Hyperbolic growth
When a quantity grows towards a singularity under a finite variation it is said to undergo hyperbolic growth. This growth is created by non-linear positive feedback mechanisms. Hyperbolic growth is highly nonlinear and it is a stronger form of growth than exponential growth.
Certain mathematical models suggest that the world population undergoes hyperbolic growth. However, since the world population cannot truly become infinite within some finite amount of time such models should only be seen as approximations that may be valid for certain time periods. Of course, the same is true for the exponential growth models that also may be valid for certain time periods only.

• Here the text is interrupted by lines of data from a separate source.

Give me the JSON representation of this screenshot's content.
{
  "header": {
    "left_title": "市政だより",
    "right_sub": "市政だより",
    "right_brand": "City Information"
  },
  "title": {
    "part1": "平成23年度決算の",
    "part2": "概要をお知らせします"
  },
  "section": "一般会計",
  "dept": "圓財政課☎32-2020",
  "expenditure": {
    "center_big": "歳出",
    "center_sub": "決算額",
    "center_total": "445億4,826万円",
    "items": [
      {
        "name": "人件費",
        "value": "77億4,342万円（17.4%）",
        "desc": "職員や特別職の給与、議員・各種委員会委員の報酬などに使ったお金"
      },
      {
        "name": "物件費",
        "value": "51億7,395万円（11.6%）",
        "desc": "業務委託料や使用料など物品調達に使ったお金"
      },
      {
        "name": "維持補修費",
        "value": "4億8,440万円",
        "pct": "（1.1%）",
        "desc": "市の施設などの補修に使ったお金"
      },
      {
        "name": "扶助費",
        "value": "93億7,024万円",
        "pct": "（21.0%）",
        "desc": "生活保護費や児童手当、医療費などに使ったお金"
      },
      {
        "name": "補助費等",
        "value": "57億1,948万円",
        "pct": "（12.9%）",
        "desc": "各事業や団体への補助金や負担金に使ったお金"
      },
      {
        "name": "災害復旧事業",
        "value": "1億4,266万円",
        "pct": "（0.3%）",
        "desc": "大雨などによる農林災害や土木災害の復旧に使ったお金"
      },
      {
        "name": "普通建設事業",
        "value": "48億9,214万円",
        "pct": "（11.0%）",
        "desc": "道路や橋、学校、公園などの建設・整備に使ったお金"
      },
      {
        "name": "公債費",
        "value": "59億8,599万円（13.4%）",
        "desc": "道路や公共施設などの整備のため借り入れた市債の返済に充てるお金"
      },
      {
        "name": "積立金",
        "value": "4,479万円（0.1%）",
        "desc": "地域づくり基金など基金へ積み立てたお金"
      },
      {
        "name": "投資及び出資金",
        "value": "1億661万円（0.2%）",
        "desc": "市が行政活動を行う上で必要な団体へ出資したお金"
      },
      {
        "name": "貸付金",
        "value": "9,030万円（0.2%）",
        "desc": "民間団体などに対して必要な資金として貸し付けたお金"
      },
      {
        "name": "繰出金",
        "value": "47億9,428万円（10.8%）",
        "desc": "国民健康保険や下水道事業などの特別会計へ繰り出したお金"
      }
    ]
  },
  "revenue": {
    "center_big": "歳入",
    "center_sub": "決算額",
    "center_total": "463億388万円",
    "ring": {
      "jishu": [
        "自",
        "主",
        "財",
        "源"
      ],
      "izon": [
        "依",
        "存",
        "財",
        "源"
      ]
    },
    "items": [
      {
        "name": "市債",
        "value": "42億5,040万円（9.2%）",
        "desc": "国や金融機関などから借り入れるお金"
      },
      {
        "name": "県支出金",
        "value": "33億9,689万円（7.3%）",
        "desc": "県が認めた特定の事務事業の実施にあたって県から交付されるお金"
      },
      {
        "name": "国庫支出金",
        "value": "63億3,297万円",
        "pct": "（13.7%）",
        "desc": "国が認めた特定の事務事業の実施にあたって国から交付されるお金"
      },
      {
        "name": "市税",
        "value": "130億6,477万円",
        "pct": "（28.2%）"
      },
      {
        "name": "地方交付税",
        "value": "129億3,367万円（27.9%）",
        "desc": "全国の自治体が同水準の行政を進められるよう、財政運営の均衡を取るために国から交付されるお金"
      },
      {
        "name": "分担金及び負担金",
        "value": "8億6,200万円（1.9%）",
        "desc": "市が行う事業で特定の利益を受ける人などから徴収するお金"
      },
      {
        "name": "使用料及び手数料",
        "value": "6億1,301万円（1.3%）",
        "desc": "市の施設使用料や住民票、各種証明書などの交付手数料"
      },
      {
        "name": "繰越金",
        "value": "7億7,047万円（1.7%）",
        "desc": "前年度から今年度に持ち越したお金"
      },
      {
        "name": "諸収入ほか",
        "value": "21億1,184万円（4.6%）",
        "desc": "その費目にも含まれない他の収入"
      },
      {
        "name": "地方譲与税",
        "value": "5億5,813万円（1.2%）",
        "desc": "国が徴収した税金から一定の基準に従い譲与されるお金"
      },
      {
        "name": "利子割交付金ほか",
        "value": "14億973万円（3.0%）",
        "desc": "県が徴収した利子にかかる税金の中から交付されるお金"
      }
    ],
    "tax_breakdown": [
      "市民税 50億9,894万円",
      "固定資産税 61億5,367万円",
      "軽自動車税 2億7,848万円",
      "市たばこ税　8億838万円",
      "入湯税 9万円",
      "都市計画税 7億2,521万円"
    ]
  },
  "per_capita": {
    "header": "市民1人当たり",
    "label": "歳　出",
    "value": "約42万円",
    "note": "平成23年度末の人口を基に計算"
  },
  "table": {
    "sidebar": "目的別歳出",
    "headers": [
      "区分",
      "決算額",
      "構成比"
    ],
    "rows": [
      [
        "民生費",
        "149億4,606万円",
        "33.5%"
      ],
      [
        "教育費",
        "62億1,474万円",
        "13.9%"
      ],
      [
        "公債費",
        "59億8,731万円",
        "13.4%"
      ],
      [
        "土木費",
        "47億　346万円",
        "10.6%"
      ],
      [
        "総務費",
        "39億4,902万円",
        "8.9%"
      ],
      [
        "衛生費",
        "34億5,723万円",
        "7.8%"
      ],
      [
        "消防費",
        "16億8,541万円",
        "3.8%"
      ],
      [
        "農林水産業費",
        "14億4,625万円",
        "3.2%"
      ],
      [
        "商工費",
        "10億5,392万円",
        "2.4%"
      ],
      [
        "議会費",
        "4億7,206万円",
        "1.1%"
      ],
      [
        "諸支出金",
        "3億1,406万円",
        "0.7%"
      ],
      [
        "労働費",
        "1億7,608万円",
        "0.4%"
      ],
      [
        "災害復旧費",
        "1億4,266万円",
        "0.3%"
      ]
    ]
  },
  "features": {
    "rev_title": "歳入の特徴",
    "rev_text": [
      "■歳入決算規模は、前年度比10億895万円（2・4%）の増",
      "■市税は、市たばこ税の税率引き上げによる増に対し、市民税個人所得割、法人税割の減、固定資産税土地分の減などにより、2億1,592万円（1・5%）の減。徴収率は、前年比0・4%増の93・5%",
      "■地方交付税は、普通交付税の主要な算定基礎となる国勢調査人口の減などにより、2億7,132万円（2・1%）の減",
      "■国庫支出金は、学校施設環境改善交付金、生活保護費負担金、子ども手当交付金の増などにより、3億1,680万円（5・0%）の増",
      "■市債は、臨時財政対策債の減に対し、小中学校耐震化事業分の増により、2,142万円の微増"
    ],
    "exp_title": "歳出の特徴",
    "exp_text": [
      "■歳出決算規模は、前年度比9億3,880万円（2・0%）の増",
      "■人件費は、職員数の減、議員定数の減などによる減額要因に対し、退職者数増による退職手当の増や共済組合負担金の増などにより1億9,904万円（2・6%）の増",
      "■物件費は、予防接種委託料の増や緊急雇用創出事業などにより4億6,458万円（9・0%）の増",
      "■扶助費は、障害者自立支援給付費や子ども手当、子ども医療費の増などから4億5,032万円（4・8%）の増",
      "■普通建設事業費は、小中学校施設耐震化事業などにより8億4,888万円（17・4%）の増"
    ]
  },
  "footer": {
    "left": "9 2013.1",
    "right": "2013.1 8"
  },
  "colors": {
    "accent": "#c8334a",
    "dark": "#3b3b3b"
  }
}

Another example of hyperbolic growth can be found in queuing theory: the average waiting time of randomly arriving customers grows hyperbolically as a function of the average load ratio of the server. The singularity in this case is when the average amount of work arriving to the server equals the server's processing capacity. If the processing needs exceed the server's capacity, then there is no well-defined average waiting time, as the queue can grow without bound. (A practical implication of this particular example is that for highly loaded queuing systems the average waiting time can be extremely sensitive to the processing capacity.)
References
- Alexander V. Markov, and Andrey V. Korotayev (2007). "Phanerozoic marine biodiversity follows a hyperbolic trend". Palaeoworld. Volume 16. Issue 4. Pages 311-318.
- Kremer, Michael. 1993. "Population Growth and Technological Change: One Million B.C. to 1990," The Quarterly Journal of Economics 108(3): 681-716.